Aimée nodded, knowing it useless to argue. Meanwhile, the blond medic who seemed to have been acquainted with the junkie might prove more helpful.
Outside the station at the end of the street, a black barge floated in the canal’s dark green water, waiting to enter the next lock. Leaves on the plane trees lining the canal glittered with raindrops in the now-bright sun. Muggy dense heat filled the air and sunbeams danced on the puddles between cobblestones. A bucolic scene except for the panier à salad, the “dead van,” pulling up behind the ambulance
.
“Renaud V-o-r-n-e-r aka Romeo Void, spell it right, Jean,” said the medic to her partner who was filling out a form on his clipboard.
Aimée paused by the ambulance as the two medics shut the back door.
“You’re more acquainted with his medical history than he is . . . was, Giséle.”
As Giséle, the blond medic, pulled off her latex gloves and headed to the driver’s door, Aimée reached for her damp sleeve. She had to seize her chance before they drove away, no matter how awkward it felt.
“Excusez-moi, I overheard that you knew Renaud Vorner. You’re leaving now?”
“I wish,” Giséle said. “They have to catalogue his belongings. Who knows how long that will take?”
“Do you have a moment for a coffee?” Aimée said, pointing to the café awning behind them.
Giséle’s eyes swept over Aimée: the black pencil skirt, sandals, damp tank top sticking to her chest, and laptop bag slung over her arm. “Nice offer, but we’re on call, we never know when we’ll get—”
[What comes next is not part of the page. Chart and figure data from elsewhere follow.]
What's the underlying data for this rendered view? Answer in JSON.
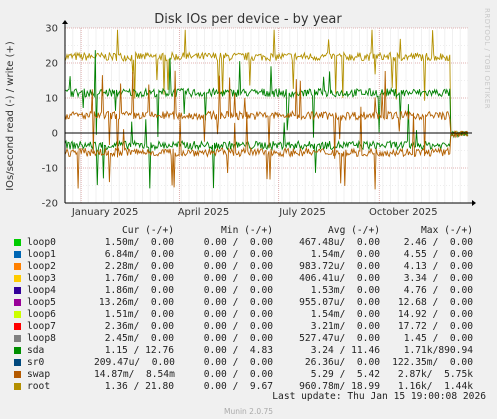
{
  "chart_data": {
    "type": "line",
    "title": "Disk IOs per device - by year",
    "ylabel": "IOs/second read (-) / write (+)",
    "xlabel": "",
    "ylim": [
      -20,
      30
    ],
    "yticks": [
      "30",
      "20",
      "10",
      "0",
      "-10",
      "-20"
    ],
    "ytick_values": [
      30,
      20,
      10,
      0,
      -10,
      -20
    ],
    "xticks": [
      "January 2025",
      "April 2025",
      "July 2025",
      "October 2025"
    ],
    "xtick_values": [
      0.04,
      0.284,
      0.53,
      0.78
    ],
    "grid": true,
    "watermark": "RRDTOOL / TOBI OETIKER",
    "series_bands": [
      {
        "name": "root",
        "color": "#b39000",
        "write_level": 21.8,
        "read_level": 0.0
      },
      {
        "name": "loop1",
        "color": "#008000",
        "write_level": 11.5,
        "read_level": -3.5
      },
      {
        "name": "swap",
        "color": "#b36000",
        "write_level": 5.0,
        "read_level": -5.5
      }
    ]
  },
  "legend": {
    "headers": {
      "cur": "Cur (-/+)",
      "min": "Min (-/+)",
      "avg": "Avg (-/+)",
      "max": "Max (-/+)"
    },
    "rows": [
      {
        "name": "loop0",
        "color": "#00cc00",
        "cur": "1.50m/  0.00",
        "min": "0.00 /  0.00",
        "avg": "467.48u/  0.00",
        "max": "2.46 /  0.00"
      },
      {
        "name": "loop1",
        "color": "#0066b3",
        "cur": "6.84m/  0.00",
        "min": "0.00 /  0.00",
        "avg": "1.54m/  0.00",
        "max": "4.55 /  0.00"
      },
      {
        "name": "loop2",
        "color": "#ff8000",
        "cur": "2.28m/  0.00",
        "min": "0.00 /  0.00",
        "avg": "983.72u/  0.00",
        "max": "4.13 /  0.00"
      },
      {
        "name": "loop3",
        "color": "#ffcc00",
        "cur": "1.76m/  0.00",
        "min": "0.00 /  0.00",
        "avg": "406.41u/  0.00",
        "max": "3.34 /  0.00"
      },
      {
        "name": "loop4",
        "color": "#330099",
        "cur": "1.86m/  0.00",
        "min": "0.00 /  0.00",
        "avg": "1.53m/  0.00",
        "max": "4.76 /  0.00"
      },
      {
        "name": "loop5",
        "color": "#990099",
        "cur": "13.26m/  0.00",
        "min": "0.00 /  0.00",
        "avg": "955.07u/  0.00",
        "max": "12.68 /  0.00"
      },
      {
        "name": "loop6",
        "color": "#ccff00",
        "cur": "1.51m/  0.00",
        "min": "0.00 /  0.00",
        "avg": "1.54m/  0.00",
        "max": "14.92 /  0.00"
      },
      {
        "name": "loop7",
        "color": "#ff0000",
        "cur": "2.36m/  0.00",
        "min": "0.00 /  0.00",
        "avg": "3.21m/  0.00",
        "max": "17.72 /  0.00"
      },
      {
        "name": "loop8",
        "color": "#808080",
        "cur": "2.45m/  0.00",
        "min": "0.00 /  0.00",
        "avg": "527.47u/  0.00",
        "max": "1.45 /  0.00"
      },
      {
        "name": "sda",
        "color": "#008f00",
        "cur": "1.15 / 12.76",
        "min": "0.00 /  4.83",
        "avg": "3.24 / 11.46",
        "max": "1.71k/890.94"
      },
      {
        "name": "sr0",
        "color": "#00487d",
        "cur": "209.47u/  0.00",
        "min": "0.00 /  0.00",
        "avg": "26.36u/  0.00",
        "max": "122.35m/  0.00"
      },
      {
        "name": "swap",
        "color": "#b35a00",
        "cur": "14.87m/  8.54m",
        "min": "0.00 /  0.00",
        "avg": "5.29 /  5.42",
        "max": "2.87k/  5.75k"
      },
      {
        "name": "root",
        "color": "#b38f00",
        "cur": "1.36 / 21.80",
        "min": "0.00 /  9.67",
        "avg": "960.78m/ 18.99",
        "max": "1.16k/  1.44k"
      }
    ]
  },
  "footer": {
    "last_update": "Last update: Thu Jan 15 19:00:08 2026",
    "version": "Munin 2.0.75"
  }
}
“How about the counter?” Aimée interrupted. “I’ve only got a few minutes myself.”
Giséle hesitated, checking her pager.
Aimée motioned to the other medic. “Bet you both could use one.”
Giséle stifled a yawn and nodded. “Two more hours on shift; caffeine’s a good idea.”
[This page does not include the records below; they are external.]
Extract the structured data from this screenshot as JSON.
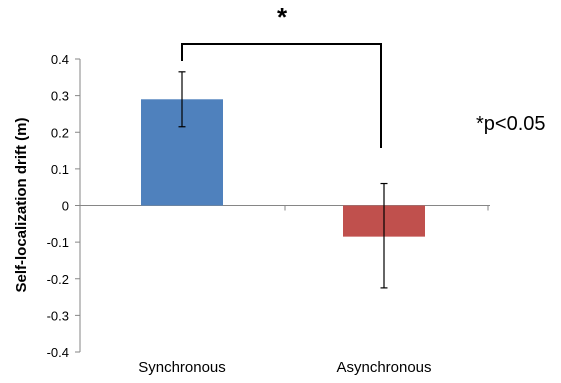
{
  "chart_data": {
    "type": "bar",
    "categories": [
      "Synchronous",
      "Asynchronous"
    ],
    "series": [
      {
        "values": [
          0.29,
          -0.085
        ],
        "error_low": [
          0.215,
          -0.225
        ],
        "error_high": [
          0.365,
          0.06
        ],
        "colors": [
          "#4f81bd",
          "#c0504d"
        ]
      }
    ],
    "title": "",
    "xlabel": "",
    "ylabel": "Self-localization drift (m)",
    "ylim": [
      -0.4,
      0.4
    ],
    "yticks": [
      "0.4",
      "0.3",
      "0.2",
      "0.1",
      "0",
      "-0.1",
      "-0.2",
      "-0.3",
      "-0.4"
    ],
    "grid": false,
    "legend": "none",
    "annotations": {
      "significance_marker": "*",
      "note": "*p<0.05"
    }
  }
}
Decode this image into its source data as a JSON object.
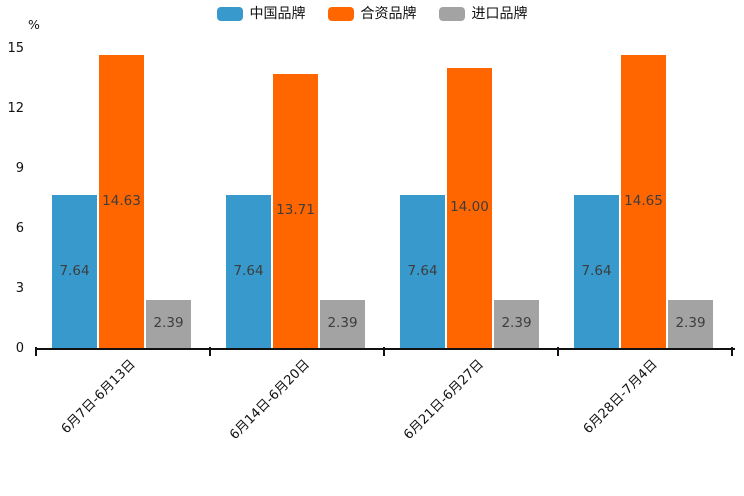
{
  "chart_data": {
    "type": "bar",
    "title": "",
    "unit_label": "%",
    "categories": [
      "6月7日-6月13日",
      "6月14日-6月20日",
      "6月21日-6月27日",
      "6月28日-7月4日"
    ],
    "series": [
      {
        "name": "中国品牌",
        "color": "#3899cc",
        "values": [
          7.64,
          7.64,
          7.64,
          7.64
        ],
        "labels": [
          "7.64",
          "7.64",
          "7.64",
          "7.64"
        ]
      },
      {
        "name": "合资品牌",
        "color": "#ff6600",
        "values": [
          14.63,
          13.71,
          14.0,
          14.65
        ],
        "labels": [
          "14.63",
          "13.71",
          "14.00",
          "14.65"
        ]
      },
      {
        "name": "进口品牌",
        "color": "#a3a3a3",
        "values": [
          2.39,
          2.39,
          2.39,
          2.39
        ],
        "labels": [
          "2.39",
          "2.39",
          "2.39",
          "2.39"
        ]
      }
    ],
    "y_ticks": [
      0,
      3,
      6,
      9,
      12,
      15
    ],
    "ylim": [
      0,
      15
    ],
    "grid": false,
    "legend_position": "top",
    "axis_color": "#111111",
    "value_label_color": "#3d3d3d"
  }
}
They passed the rattan café chairs bunched behind small circular marble tables on the terrace. Inside the café, the whooshing from the milk steamer and the clatter of saucers being stacked greeted them. A ceiling fan, circa 1930, sputtered overhead suspended from a ceiling patinaed yellow by years of cigarette smoke.
“Three expressos, s’il vous plait.”
“Serre for me,” said Giséle. Half the water.
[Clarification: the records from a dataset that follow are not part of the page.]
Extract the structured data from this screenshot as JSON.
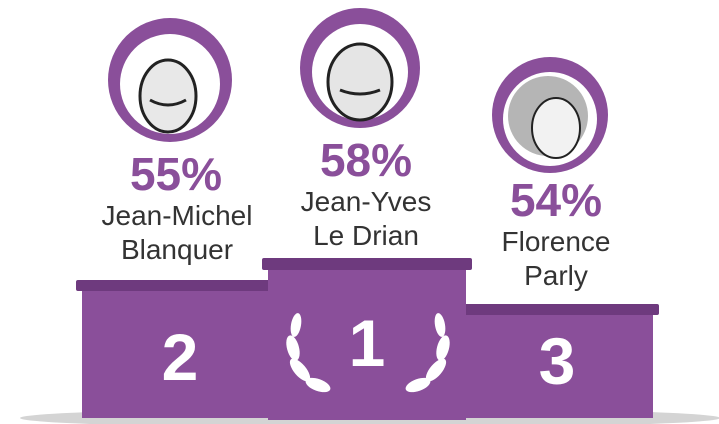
{
  "podium": [
    {
      "rank": 2,
      "percent": "55%",
      "name_lines": [
        "Jean-Michel",
        "Blanquer"
      ]
    },
    {
      "rank": 1,
      "percent": "58%",
      "name_lines": [
        "Jean-Yves",
        "Le Drian"
      ]
    },
    {
      "rank": 3,
      "percent": "54%",
      "name_lines": [
        "Florence",
        "Parly"
      ]
    }
  ]
}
“Me, too.” Aimée said to the man behind the counter. Any other time, she’d relish a seat in a café overlooking the canal, imagining Yves joining her. Not now, she needed answers.
“How well did you know Renaud Vorner?” Aimée said.
“You’re a reporter?” Gisèle asked.
Aimée handed her the card reading detective privé she kept for moments like this. “Aimée Leduc.”